In an effort to make genetic selection easier, AAA embarked on an industry-leading quest to produce indexes. To make them the most meaningful to producers, they decided to express them in dollar values, i.e. an animal is $20 better for this index than the other. The $Value Indexes were released in 2003 for feedlot and terminal traits ($B, etc.). Realizing the importance of the factory, which is the cow, they released in 2004 Weaned Calf $Value and Cow Energy Value.

In 2007, AAA formed the wholly owned subsidiary Angus Genetics, Inc. (AGI) to service not only Angus producers with genetic analysis, research and genomics, but also analysis for other breeds.
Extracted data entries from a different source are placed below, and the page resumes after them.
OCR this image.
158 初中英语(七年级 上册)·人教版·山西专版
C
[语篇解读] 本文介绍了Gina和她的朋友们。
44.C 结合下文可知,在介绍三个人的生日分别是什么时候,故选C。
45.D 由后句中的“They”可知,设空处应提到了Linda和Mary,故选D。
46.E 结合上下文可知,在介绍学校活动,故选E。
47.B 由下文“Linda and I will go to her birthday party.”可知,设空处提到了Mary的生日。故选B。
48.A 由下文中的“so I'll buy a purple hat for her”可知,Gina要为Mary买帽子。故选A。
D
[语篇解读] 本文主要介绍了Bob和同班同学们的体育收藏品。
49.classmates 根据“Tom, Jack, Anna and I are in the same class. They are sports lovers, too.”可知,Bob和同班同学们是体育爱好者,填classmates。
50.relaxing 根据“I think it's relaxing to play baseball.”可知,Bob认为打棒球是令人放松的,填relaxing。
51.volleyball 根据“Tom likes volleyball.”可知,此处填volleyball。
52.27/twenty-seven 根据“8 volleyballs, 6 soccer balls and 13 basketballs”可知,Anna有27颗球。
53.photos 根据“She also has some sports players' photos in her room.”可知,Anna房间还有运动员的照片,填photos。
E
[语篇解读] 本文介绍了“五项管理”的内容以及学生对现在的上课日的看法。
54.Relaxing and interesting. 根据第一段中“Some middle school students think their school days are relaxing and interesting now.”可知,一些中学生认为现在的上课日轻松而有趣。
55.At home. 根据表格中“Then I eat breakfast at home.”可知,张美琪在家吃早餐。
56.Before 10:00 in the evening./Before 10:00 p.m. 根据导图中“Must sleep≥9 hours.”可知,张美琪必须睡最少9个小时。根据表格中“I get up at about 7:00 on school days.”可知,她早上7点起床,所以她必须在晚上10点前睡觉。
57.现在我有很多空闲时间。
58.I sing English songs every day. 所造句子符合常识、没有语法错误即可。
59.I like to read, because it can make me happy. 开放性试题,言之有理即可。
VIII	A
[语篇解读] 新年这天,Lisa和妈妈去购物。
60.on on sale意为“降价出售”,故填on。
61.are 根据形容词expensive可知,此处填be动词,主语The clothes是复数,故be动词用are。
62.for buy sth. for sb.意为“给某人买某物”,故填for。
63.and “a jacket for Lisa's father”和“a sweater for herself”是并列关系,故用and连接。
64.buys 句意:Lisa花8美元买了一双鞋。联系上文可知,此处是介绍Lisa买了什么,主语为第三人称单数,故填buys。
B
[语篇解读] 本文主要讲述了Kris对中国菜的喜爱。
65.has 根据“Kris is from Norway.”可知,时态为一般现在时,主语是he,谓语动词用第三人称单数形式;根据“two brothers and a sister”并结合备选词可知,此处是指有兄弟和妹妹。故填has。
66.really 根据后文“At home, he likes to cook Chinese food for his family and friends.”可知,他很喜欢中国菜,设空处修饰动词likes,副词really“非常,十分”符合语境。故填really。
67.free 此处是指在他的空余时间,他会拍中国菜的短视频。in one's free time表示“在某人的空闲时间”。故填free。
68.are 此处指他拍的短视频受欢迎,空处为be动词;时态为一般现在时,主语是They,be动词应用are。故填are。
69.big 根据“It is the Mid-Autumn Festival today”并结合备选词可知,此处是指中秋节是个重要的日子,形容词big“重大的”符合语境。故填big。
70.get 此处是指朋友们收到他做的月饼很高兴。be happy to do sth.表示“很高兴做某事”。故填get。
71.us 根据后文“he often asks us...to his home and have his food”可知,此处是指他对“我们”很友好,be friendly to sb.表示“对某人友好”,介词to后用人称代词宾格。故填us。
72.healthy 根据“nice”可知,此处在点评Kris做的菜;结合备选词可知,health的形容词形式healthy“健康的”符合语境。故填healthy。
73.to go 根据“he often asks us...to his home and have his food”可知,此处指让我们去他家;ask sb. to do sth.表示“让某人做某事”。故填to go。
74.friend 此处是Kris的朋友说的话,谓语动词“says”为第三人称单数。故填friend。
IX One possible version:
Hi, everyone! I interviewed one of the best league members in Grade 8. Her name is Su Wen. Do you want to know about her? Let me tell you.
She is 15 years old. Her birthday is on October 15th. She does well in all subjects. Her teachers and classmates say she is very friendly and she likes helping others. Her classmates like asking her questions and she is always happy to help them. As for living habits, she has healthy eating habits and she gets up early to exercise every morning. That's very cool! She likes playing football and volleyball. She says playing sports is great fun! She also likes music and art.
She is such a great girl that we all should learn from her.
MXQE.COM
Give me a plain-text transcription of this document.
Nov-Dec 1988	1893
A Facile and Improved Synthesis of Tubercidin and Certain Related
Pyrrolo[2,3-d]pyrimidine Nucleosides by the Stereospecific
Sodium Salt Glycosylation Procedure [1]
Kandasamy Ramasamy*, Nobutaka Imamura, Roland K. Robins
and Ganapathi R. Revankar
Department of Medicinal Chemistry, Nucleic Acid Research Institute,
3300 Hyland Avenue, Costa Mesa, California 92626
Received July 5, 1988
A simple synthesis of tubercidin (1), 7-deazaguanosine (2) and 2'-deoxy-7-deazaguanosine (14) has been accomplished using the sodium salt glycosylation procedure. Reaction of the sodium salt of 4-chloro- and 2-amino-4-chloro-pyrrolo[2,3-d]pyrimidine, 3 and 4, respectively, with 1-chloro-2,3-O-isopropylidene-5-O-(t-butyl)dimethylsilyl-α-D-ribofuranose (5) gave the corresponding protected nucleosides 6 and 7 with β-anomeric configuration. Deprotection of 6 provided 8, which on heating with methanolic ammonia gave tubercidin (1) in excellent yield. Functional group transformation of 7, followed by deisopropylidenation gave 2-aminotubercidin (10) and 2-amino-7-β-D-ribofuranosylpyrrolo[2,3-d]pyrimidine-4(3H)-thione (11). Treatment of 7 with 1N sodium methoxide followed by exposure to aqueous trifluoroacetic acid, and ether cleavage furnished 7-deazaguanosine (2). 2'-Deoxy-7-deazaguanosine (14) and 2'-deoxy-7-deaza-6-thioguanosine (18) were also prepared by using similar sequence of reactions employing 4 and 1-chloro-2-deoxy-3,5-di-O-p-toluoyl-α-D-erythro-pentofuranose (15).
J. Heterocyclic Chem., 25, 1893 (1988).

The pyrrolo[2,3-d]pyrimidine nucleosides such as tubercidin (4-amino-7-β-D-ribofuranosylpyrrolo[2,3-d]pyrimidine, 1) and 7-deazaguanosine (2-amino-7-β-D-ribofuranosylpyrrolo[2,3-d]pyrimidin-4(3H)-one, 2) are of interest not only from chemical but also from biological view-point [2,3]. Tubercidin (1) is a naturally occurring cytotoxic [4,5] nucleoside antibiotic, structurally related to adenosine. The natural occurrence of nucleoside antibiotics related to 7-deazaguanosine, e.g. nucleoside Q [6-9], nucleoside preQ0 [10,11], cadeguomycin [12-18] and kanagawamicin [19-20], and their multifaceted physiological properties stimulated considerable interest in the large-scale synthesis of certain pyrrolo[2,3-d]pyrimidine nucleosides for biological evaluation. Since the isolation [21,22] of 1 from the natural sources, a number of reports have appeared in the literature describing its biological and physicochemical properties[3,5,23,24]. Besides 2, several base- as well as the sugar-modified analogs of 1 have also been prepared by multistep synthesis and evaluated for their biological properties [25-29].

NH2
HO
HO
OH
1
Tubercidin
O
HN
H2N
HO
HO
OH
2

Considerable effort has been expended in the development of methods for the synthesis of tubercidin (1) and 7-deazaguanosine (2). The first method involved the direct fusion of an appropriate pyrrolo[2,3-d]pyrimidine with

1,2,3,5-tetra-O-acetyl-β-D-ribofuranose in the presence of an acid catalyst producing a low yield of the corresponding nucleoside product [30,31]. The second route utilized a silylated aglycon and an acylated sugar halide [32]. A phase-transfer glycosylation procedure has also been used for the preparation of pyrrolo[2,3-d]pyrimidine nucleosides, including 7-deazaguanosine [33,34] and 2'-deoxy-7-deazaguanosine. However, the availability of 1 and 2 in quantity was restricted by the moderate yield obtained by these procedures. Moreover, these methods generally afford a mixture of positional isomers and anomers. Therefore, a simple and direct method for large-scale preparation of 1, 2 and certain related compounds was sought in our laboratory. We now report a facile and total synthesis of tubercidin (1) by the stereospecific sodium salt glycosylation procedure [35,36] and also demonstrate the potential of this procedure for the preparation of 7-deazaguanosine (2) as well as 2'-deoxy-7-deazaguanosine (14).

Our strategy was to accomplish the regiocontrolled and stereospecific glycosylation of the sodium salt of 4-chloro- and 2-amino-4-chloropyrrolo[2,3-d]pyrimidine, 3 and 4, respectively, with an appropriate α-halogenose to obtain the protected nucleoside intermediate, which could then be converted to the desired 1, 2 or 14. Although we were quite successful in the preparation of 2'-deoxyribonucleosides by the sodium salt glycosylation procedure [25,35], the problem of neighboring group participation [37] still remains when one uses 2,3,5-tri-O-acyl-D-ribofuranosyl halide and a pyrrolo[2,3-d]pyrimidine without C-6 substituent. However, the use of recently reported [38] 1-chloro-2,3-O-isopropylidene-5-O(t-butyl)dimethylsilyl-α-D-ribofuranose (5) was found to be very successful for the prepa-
This company provides a wide variety of services, and is one of AAA’s higher profile arms. As part of servicing other breed associations, AGI incorporated an acrossbreed model to provide custom evaluation services for whatever kind of cattle would be in the breed’s data base. For Angus breeders in 2010, AGI produced what is so far the only feed efficiency EPD, residual average daily gain.

One of AGI’s biggest achievements was in 2009 when they released genomically enhanced EPDs. By using genomics, accuracy can be significantly enhanced, especially on young animals. Although genomics were first used just on carcass traits, they quickly expanded, so in the fall of 2011, all traits were genomically enhanced. Following the methodology blazed by Angus, other breeds like Simmental are now quickly catching up.

In summary, AAA and Angus breeders have a long reputation as early adopters of technology. At every turn, AAA seems to be doing something new and innovative. It is a compliment to their leadership that they have been willing to take risks in an effort to better serve their members and their customers. — Dr. Bob Hough

[Dr. Bob Hough has served as the executive vice president of the Red Angus Association of American and more recently as executive vice president of the North American Limousin Foundation from 2009 to early 2011. He is now a consultant, freelance writer and semiretired.]